= Yang Mei =

Chinese Ming Dynasty singer and actress

Yang Mei (楊美 (Yáng Měi), 1560s – c. 1601) was a Chinese courtesan of the Ming dynasty who also performed kunqu on stage. She was very close to the writer Mei Dingzuo.

==Relationships==
Her private quarter in Nanjing was called the Flowing Waves Pavilion (Liubo guan 流波館), and the Jinling Poetry Society often gathered there. Mei Dingzuo wrote at least eight poems that mentioned the name "Flowing Waves" either in its title or its text. Their contents suggest an intimate relationship between him and Yang. Several of the poems mention another friend Wu Jiadeng (吳稼竳) who was present in the gatherings. Wu wrote a poem in her memory after her death. Zang Maoxun and Wu Zhao (吳兆) also wrote about some of the gatherings at the Flowing Waves Pavilion.

==Acting==
The Flowing Waves Pavilion often featured theatre performances. Yang Mei was considered a dedicated actress: when she played Ru Ji in Stealing the Seal (竊符), she would prostrate herself on the cold floor for a long time even on snowy days.

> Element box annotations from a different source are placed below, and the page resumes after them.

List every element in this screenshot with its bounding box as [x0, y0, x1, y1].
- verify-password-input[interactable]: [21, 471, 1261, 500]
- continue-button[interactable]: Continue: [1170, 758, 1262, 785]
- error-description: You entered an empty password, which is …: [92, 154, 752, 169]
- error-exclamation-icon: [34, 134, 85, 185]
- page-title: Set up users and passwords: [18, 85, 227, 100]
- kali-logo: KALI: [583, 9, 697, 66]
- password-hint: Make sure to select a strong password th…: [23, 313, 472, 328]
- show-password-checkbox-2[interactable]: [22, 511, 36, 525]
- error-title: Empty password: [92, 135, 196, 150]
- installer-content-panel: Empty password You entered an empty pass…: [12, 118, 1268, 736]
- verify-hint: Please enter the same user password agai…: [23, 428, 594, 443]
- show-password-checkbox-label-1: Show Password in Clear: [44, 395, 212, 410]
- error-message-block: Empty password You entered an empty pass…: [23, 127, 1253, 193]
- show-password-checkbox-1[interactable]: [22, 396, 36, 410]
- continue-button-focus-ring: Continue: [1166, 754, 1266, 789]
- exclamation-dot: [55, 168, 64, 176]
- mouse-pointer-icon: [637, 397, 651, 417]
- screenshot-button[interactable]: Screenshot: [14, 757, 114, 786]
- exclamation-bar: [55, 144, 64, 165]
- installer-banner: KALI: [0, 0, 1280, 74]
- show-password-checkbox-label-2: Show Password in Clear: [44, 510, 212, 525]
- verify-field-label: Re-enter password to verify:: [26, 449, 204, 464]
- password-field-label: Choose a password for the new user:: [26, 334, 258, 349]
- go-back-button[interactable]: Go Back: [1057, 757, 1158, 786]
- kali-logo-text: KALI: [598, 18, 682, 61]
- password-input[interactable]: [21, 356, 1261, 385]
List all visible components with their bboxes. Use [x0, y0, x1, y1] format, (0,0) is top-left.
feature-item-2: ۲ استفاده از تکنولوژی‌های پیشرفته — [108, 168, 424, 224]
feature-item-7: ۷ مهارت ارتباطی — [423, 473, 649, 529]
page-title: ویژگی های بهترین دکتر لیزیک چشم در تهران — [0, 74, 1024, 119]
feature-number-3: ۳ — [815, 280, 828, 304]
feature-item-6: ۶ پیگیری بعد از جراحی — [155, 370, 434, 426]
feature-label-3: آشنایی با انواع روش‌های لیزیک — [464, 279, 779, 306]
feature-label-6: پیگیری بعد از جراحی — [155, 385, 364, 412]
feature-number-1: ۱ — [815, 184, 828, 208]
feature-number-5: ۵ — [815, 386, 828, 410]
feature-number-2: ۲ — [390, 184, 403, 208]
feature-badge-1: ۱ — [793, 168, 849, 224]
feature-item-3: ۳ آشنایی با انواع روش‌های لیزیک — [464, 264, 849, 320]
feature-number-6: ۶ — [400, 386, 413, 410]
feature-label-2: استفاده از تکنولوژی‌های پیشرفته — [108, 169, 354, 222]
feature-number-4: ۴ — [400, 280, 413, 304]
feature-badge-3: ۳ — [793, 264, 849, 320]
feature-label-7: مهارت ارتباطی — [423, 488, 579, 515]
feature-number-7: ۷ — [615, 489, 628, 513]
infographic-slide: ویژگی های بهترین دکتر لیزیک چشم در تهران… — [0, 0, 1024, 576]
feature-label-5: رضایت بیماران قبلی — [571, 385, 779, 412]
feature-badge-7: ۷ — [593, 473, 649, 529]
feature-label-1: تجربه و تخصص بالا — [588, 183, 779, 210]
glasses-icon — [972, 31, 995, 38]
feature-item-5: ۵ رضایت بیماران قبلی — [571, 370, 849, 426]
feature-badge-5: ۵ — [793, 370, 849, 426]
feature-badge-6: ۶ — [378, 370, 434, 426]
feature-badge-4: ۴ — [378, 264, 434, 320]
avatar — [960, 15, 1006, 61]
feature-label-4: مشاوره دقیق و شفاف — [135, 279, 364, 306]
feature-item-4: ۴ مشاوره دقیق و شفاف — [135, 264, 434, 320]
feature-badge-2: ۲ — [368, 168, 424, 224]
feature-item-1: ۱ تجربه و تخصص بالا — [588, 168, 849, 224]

The theatre critic Pan Zhiheng once ranked Yang Mei the highest among seven prominent courtesan-actresses:

Skill is the strong point of Jiang Liu (蔣六) and Wang Jie (王節), but intelligence is their weak point. Yu Si (宇四) and Gu Yun (顧筠) have intelligence, but lack style. Gu San (顧三) and Chen Qi (陳七) excel in style, but come short in skill. The only one who claims all three of these credits is Yang Mei [who] has not yet gained complete control of leading acting.

According to Pan, Yu Si once violated her family's midnight curfew — she snuck out of the house — just to watch Yang Mei perform.